Although recording bias is a possibility we would suggest that this is unlikely. The researchers used a standard data extraction sheet for all data recording and data were lifted from medical records and recorded word for word.
We were only able to present short term post-implementation data (i.e., 8 months after the implementation of the NICE guideline) and therefore do not know if these changes can be sustained or indeed improved in the long term.
The VTE risk of the patient populations may have been marginally different between 2009 and 2010. This should not have an impact on the percentage of patients that were risk assessed, however, as every patient, regardless of VTE, should have been risk assessed in line with the NICE guideline.
Finally, the study was conducted across only four hospitals and this is too small a sample from which to generalise the findings to the full spectrum of hospitals in England.

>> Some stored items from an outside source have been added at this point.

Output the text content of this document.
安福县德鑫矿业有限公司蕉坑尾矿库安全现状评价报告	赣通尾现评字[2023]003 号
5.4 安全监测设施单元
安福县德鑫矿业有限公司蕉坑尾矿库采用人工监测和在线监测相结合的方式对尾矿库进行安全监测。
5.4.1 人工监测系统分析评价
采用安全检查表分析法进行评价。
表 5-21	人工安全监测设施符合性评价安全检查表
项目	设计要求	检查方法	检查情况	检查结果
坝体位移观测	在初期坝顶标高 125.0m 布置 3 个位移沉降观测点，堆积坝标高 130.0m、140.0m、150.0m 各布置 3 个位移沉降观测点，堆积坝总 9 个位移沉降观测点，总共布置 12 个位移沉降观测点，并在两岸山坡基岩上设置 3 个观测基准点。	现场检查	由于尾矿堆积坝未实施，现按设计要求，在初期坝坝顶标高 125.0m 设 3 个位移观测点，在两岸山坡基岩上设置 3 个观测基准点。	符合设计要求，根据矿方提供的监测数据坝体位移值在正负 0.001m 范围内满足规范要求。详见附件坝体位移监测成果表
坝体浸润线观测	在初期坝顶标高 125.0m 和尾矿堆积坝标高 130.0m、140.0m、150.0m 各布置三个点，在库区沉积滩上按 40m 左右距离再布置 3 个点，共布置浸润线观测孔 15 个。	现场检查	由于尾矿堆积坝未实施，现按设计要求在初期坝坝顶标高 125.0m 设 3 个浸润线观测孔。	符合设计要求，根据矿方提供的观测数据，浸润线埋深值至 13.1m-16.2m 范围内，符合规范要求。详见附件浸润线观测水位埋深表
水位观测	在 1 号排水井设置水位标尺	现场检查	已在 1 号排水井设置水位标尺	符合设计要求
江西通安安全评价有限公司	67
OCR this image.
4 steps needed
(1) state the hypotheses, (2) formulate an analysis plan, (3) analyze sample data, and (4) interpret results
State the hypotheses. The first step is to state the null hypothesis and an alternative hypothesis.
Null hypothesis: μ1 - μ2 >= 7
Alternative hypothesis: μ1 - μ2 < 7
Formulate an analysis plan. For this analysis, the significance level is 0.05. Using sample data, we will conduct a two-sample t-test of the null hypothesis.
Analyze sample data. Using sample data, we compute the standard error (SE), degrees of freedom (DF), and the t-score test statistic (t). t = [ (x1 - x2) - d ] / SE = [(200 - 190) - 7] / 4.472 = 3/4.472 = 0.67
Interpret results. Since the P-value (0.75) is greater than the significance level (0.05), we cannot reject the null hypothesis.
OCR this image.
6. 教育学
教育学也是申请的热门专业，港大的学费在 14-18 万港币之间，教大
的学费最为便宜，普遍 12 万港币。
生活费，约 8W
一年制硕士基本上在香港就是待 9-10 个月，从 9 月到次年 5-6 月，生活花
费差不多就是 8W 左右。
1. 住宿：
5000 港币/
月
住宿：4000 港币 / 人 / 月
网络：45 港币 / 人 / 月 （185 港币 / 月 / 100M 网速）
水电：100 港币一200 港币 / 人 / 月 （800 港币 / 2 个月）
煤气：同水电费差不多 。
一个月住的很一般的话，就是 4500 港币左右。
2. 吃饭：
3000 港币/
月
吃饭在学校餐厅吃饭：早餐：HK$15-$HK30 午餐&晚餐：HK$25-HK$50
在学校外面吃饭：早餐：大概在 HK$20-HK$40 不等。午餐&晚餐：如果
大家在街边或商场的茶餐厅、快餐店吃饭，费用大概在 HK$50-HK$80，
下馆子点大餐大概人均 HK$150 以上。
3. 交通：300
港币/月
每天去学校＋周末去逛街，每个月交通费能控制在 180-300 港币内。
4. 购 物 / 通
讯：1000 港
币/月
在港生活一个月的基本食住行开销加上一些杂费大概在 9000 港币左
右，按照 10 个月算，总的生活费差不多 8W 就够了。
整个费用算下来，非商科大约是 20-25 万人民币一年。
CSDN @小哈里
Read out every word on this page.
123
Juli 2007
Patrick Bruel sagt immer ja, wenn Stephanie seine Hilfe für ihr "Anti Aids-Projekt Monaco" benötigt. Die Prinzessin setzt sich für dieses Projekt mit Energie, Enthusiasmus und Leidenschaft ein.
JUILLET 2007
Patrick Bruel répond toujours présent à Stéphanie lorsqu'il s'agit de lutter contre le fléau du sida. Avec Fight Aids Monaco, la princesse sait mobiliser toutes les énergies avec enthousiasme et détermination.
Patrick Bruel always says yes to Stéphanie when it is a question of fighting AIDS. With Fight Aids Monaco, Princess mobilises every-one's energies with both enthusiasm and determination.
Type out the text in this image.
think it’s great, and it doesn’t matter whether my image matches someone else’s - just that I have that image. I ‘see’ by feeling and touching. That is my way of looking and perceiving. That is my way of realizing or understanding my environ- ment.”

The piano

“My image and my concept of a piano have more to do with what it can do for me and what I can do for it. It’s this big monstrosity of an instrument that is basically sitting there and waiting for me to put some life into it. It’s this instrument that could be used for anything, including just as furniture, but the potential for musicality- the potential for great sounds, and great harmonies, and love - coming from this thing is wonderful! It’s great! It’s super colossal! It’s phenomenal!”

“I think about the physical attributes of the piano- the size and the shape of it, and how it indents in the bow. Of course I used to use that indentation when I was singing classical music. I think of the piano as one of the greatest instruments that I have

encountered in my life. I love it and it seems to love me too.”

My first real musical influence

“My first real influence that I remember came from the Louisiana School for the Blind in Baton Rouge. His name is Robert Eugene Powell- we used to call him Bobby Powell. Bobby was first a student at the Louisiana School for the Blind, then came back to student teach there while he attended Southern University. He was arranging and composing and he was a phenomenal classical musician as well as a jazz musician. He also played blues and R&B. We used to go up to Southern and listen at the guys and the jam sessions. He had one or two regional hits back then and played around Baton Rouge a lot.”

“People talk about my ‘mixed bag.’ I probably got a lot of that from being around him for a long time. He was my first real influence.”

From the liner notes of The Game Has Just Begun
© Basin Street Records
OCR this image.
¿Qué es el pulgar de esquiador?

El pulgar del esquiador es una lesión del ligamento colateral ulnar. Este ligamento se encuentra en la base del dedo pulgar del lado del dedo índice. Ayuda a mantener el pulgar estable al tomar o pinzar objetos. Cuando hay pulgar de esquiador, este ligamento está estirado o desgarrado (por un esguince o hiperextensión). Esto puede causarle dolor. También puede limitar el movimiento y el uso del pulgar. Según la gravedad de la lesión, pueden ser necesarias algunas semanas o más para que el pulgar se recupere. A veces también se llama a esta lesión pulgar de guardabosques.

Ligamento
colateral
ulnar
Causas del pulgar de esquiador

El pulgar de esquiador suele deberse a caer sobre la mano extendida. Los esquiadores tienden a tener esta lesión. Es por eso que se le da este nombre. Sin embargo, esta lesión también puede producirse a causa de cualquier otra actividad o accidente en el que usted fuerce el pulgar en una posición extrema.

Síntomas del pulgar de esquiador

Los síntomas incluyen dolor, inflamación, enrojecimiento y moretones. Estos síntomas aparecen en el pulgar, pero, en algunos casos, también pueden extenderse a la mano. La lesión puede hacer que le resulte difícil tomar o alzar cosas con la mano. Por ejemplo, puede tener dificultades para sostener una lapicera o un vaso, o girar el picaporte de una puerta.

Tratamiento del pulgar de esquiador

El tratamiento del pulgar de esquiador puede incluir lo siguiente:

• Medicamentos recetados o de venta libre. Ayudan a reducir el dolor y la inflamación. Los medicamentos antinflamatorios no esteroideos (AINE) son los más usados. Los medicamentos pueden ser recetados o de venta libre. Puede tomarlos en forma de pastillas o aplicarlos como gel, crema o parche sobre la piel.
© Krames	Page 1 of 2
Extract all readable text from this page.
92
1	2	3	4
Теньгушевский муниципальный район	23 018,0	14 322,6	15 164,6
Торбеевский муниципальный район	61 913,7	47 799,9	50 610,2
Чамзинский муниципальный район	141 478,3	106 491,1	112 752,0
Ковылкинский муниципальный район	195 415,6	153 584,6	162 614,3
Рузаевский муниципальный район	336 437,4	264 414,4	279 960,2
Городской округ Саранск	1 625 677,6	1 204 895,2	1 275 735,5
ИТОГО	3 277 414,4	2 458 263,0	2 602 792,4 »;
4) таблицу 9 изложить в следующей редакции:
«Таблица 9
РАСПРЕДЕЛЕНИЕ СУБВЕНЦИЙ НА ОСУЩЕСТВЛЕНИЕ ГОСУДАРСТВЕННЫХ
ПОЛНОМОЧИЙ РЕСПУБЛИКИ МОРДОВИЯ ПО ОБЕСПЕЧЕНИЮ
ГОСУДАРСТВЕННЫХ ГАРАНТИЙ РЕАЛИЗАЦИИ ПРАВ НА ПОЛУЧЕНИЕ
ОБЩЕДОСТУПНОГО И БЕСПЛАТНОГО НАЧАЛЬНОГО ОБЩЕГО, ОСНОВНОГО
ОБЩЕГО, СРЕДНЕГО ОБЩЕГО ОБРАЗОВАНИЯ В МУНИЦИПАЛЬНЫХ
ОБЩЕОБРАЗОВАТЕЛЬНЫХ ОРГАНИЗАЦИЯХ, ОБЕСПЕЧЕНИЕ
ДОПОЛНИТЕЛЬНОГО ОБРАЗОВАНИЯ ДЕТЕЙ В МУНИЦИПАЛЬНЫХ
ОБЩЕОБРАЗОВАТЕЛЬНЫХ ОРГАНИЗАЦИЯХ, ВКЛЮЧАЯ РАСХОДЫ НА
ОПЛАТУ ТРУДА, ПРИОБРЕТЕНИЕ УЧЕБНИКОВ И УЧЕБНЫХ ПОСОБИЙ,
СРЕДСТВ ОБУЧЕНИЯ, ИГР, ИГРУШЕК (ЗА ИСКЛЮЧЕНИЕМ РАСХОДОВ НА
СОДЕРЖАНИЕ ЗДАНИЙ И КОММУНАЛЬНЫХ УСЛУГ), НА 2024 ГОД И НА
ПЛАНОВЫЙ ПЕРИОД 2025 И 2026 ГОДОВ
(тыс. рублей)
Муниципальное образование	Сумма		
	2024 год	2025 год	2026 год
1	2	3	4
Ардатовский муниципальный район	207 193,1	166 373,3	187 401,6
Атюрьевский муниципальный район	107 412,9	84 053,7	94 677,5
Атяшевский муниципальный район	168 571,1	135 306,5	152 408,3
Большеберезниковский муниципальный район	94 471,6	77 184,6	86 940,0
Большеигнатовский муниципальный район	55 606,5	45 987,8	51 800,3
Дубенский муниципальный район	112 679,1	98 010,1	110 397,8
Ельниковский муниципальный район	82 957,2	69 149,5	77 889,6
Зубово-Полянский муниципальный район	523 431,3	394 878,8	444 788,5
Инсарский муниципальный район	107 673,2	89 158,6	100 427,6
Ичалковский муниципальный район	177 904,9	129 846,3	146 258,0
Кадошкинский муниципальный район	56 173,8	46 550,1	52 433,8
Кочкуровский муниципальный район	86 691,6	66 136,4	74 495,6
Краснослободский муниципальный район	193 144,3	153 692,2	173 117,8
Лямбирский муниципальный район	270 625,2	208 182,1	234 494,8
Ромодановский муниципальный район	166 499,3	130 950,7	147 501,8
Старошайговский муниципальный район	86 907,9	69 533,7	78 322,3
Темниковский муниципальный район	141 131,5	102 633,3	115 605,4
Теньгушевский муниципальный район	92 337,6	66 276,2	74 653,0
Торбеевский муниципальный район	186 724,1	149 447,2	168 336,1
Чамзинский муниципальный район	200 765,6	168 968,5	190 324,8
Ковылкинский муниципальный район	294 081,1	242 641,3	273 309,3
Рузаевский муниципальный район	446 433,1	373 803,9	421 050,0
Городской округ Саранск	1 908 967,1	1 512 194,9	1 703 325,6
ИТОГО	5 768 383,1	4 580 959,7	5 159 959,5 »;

National guidelines are effective at ensuring that hospitals promote evidence-based practice. The NICE guideline ‘Venous thromboembolism - reducing the risk’ was implemented by all the hospitals in our study sample and more patients were risk assessed and prescribed prophylaxis following the introduction of the guideline. It is questionable, however, if this improved patient safety with regard to the ‘high risk’ patients (i.e. in those without a risk assessment or in those with a contraindication).
A multifaceted approach seems essential to continue the implementation and to ensure that all hospitals maintain and improve risk assessment rates. More importantly, there needs to be a shift of focus from risk assessment documentation to appropriate prescribing of prophylaxis which is the aim of the NICE guideline.
This article presents independent research funded by the National Institute for Health Research (NIHR) Collaboration for Leadership in Applied Health Research and Care (CLAHRC) for the South West of England. The views expressed in this publication are those of the author(s) and not necessarily those of the NHS, the NIHR or the Department of Health.
National Institute for Health Research (NIHR)
What is already known on the topic
● Multiple implementation strategies can improve guideline adherence
● Raising awareness through audit and education are especially effective methods of implementation of guidelines.
● Implementation strategies can be difficult to maintain in the long-term.
What this study adds
● Documentation of risk assessment for VTE has improved within a relatively short period following the implementation of NICE guidance.
● Prophylaxis use in the presence of a contraindication has not reduced despite NICE guidance and therefore it can be argued that patient safety has not improved.
● Education needs to continue to include the importance of documenting contraindications to VTE prophylaxis.